Time Made an App That Just Gave Me Acute Anxiety

TimeAppTIME Can Predict Your Perfect Marriage Date” reads the title, quickly followed by an article that proceeds to talk about how Facebook makes us so unhappy, what with all that wretched “compare and contrast” business going on. Jim Bemis’ posh life in London, Jackie Gabriel’s nearly enviably “job” as a groupie: It’s impossible to not notice where other people are in their lives and where you are not. Facebook is the canvas with which we paint self-portraits, largely in mistaken relation to other people and signed agreeably in our own blood.

Still, all of these things – noting my younger ex-stepbrother’s engagement, seeing a post about my middle school boyfriend’s house purchase with “the love of my life!!!!!!” — are vague, internalized discomforts, an inkling of a notion that you might be getting left behind. What does TIME do? Put a number on it, confirming my very suspicion. I’m running out of time.

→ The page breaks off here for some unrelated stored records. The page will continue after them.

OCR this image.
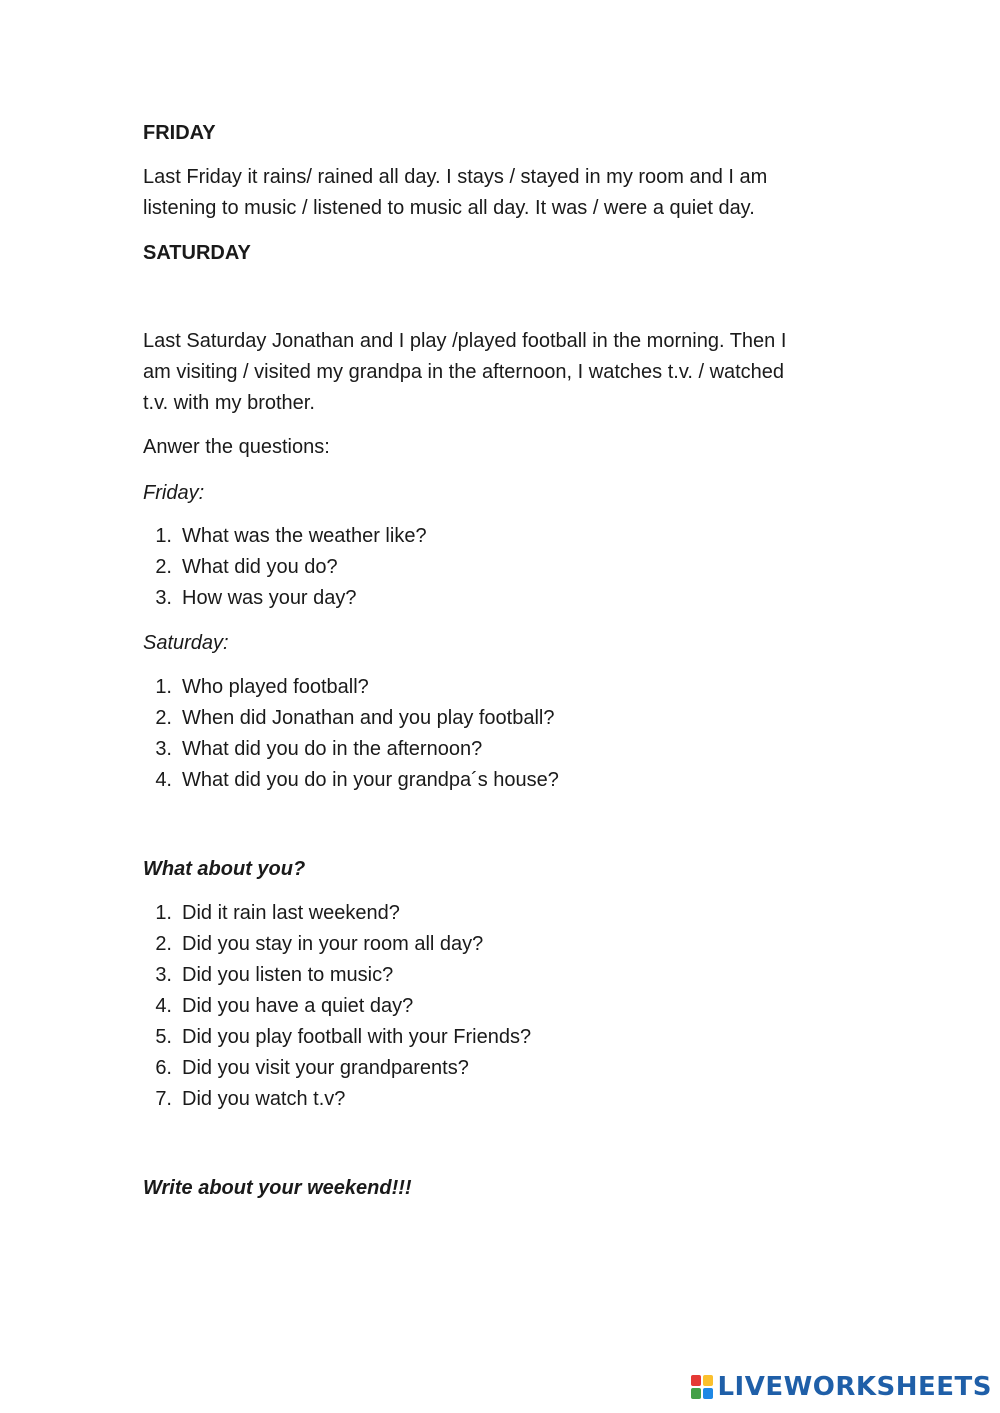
FRIDAY

Last Friday it rains/ rained all day. I stays / stayed in my room and I am
listening to music / listened to music all day. It was / were a quiet day.

SATURDAY

Last Saturday Jonathan and I play /played football in the morning. Then I
am visiting / visited my grandpa in the afternoon, I watches t.v. / watched
t.v. with my brother.

Anwer the questions:

Friday:

1. What was the weather like?
2. What did you do?
3. How was your day?

Saturday:

1. Who played football?
2. When did Jonathan and you play football?
3. What did you do in the afternoon?
4. What did you do in your grandpa´s house?

What about you?

1. Did it rain last weekend?
2. Did you stay in your room all day?
3. Did you listen to music?
4. Did you have a quiet day?
5. Did you play football with your Friends?
6. Did you visit your grandparents?
7. Did you watch t.v?

Write about your weekend!!!

LIVEWORKSHEETS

With this app, TIME would like to make it appear they are doing you a great service, assuming that you’re in a functioning relationship and are just too bloody chicken to pull the trigger. Their app tells you at what age your friends are typically ball-and-chaining each other  “and when it might be time for you to take the plunge.” As if I have any control over that! It’s not like I’m sitting here expiring by choice.

My results? The median age of my 71 married friends is 31.1 years old, which, as TIME so eloquently puts it, “leaves me” 1 year, 2 months, and 16 days. Knowing their app might be the cause of subsequent suicides, it attempts to console me with a comment about how half of my friends were married after that age. All hope is not lost, see? However, I can assure you with app-like accuracy that the older parts of this equation are the men marrying my friends themselves. Which makes me still Grade A spinster material.

Generally speaking, this experiment was an unpleasant experience, one that I rank up there with peeing in a cup at the doctor’s office and having to hand it to the nurse or telling your friend you accidentally ripped her favorite leather jacket. I did, however, take solace in the comment section, where people expressed similar grievances, like one Andy Fisher, who remarked, “’Your target date was 1 year, 1 month and 24 days ago.’ Forever alone.’”

I feel you, Andy Fisher. Thanks for nothing, TIME.